Wednesday, December 10

sycamore

Sycamore trees and weeping willows; Maple leaves and fruit orchards; Conversations and this world.

I am a few more miles down this road of faith and find, when glancing over my shoulder to see how far I’ve come, that I haven’t covered as much ground as I’d like. I haven’t scaled higher mountains more recently and I haven’t gone to greater depths of late. My spirit still slumps, my soul still falters and my mind is prone to wandering still. I haven’t become more gifted and I haven’t given more away. I’m still very much the same inside, yet something is so different and I can’t put my finger on it.

Perhaps it is the knowledge that this world is not my home. It has floored me lately. I think I write about it a lot. I know I think about it a lot. Every story I recount, every joke I attempt at retelling and every memory I tuck away, has the stink of rubbish about it. Rubbish of this world.
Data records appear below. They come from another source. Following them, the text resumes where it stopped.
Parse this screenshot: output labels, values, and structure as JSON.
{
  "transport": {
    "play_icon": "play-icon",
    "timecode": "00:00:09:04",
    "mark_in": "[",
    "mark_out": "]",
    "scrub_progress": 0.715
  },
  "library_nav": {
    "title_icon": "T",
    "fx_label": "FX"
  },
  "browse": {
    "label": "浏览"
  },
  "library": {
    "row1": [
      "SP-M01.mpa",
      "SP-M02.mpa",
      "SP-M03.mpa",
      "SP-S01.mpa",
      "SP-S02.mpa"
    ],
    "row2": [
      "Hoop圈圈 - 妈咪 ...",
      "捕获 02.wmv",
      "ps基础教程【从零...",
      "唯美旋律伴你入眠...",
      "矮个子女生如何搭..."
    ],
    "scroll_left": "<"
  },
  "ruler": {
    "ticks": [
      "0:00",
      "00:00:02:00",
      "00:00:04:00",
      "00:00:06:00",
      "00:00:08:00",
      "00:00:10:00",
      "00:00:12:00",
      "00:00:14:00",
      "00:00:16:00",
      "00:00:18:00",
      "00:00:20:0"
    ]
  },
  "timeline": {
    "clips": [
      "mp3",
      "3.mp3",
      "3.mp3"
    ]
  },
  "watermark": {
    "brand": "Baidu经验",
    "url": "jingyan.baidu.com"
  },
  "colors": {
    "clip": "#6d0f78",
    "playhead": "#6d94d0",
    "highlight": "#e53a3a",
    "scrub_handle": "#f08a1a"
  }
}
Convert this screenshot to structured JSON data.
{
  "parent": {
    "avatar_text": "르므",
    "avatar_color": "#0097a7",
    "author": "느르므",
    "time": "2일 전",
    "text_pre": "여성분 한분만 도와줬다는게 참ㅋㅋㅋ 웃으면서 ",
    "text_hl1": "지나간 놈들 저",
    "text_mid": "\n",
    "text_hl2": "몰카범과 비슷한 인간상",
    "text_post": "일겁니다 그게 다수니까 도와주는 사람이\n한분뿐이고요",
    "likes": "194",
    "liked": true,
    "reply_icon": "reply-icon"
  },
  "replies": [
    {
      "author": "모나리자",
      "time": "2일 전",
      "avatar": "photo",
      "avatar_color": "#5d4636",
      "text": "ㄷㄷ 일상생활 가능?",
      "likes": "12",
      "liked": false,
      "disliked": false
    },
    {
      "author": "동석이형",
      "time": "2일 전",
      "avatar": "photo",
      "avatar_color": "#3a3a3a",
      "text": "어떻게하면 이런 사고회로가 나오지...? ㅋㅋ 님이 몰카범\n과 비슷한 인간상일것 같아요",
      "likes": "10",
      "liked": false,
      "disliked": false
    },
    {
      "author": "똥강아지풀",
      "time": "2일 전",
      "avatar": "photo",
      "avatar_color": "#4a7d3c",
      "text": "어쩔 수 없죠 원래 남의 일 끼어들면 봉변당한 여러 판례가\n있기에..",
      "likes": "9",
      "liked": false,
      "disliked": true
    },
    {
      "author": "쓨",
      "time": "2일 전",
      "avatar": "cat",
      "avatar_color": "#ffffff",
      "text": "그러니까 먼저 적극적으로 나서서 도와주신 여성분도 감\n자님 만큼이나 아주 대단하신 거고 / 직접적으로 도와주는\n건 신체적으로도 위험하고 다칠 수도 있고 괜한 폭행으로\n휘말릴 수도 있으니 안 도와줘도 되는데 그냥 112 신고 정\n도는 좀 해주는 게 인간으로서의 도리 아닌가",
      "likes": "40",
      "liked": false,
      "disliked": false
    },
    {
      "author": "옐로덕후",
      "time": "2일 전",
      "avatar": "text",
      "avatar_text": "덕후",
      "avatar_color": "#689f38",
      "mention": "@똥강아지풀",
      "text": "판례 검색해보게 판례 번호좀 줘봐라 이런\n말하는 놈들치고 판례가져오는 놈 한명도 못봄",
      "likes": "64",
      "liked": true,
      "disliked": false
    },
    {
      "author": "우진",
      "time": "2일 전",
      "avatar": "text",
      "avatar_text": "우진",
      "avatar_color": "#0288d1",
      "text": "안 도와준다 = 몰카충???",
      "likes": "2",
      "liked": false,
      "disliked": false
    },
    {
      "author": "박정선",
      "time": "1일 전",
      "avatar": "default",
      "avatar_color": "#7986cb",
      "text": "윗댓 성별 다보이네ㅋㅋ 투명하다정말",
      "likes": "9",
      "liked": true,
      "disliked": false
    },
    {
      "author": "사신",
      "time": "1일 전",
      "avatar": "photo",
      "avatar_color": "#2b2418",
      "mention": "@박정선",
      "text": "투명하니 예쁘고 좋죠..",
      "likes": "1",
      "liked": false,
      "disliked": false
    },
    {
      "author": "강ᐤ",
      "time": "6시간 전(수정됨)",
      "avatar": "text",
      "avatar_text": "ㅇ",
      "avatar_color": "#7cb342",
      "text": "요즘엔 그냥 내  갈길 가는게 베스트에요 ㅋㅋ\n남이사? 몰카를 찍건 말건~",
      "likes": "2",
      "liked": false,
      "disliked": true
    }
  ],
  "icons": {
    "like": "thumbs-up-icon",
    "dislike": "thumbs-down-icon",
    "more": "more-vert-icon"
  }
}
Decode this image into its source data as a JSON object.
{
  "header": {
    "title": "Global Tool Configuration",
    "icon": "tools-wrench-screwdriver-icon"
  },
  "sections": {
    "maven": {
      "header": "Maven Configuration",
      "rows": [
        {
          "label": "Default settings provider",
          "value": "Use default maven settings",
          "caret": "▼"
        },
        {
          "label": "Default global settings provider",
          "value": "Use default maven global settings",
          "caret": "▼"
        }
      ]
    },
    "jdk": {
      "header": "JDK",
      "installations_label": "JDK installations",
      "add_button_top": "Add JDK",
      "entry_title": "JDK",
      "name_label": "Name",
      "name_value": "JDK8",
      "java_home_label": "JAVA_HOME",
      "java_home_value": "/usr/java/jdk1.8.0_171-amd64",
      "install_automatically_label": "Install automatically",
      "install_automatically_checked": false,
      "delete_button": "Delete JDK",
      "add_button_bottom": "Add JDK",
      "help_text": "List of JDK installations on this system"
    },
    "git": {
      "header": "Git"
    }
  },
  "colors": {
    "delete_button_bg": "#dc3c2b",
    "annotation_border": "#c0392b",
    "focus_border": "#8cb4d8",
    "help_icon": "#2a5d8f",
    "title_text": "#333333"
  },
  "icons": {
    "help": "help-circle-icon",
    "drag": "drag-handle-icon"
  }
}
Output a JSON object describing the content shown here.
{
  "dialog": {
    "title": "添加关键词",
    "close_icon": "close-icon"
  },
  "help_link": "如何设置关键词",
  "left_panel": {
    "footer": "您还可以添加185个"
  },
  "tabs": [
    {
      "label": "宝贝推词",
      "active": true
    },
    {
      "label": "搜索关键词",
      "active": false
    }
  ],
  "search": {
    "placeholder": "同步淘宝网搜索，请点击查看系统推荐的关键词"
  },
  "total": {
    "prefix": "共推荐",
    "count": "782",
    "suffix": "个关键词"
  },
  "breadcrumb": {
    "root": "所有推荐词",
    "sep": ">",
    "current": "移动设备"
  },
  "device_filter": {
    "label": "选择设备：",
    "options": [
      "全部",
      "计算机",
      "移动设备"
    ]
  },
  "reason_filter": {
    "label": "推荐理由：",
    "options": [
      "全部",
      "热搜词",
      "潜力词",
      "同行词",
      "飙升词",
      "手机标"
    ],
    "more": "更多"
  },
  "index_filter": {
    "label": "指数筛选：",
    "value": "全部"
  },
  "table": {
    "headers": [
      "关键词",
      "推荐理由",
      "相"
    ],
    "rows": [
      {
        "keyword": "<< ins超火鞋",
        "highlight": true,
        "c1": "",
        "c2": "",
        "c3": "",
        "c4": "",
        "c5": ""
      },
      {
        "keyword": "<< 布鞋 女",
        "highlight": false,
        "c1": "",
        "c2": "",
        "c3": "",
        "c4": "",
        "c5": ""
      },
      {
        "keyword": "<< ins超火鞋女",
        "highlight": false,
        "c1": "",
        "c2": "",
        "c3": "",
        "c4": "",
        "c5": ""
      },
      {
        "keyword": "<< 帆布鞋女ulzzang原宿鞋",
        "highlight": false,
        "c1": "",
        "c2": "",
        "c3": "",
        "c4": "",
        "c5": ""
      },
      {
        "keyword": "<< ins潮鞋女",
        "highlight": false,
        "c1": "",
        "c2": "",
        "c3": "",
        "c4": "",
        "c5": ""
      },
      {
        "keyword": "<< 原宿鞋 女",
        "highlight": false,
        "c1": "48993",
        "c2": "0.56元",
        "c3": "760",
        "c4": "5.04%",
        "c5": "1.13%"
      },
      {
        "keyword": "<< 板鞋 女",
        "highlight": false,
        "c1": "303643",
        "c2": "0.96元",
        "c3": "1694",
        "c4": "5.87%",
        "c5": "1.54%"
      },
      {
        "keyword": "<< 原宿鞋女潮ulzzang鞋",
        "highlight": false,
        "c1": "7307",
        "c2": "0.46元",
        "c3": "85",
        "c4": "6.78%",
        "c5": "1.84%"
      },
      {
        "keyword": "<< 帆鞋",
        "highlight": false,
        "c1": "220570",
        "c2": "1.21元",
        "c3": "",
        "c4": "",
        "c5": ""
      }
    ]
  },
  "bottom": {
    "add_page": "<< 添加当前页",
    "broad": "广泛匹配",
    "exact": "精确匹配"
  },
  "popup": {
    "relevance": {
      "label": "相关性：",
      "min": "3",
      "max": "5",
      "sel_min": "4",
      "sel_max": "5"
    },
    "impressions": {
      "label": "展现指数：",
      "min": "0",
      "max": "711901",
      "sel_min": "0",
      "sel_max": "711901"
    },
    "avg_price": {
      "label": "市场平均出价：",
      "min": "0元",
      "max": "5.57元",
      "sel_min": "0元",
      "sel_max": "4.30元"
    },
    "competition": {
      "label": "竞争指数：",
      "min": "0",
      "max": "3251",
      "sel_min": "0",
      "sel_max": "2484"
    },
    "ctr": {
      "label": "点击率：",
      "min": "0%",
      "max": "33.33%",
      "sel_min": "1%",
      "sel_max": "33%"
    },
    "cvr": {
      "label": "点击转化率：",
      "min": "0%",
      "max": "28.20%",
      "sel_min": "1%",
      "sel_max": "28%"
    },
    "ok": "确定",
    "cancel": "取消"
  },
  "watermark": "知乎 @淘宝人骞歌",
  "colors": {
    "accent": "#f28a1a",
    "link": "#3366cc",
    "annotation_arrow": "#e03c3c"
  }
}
The sycamore trees, fruit orchards and the pretty Starbucks in Doylestown, Pennsylvania, home of my youth. The black and white portraits of my little brothers standing on Hardscrabble road late this summer, them holding onto Queen Anne’s Lace and me holding onto a memory. The white lights and even the front room last night, filled with the people I really do love most in the world, and, which is suddenly so much more, people who love me back. The words they shared and the prayers they commissioned me with. The tears which subsided and the tears which shouldn’t. All the things I hold dear, built my life upon.

Conversations and this world. This world. And I’m just passing through.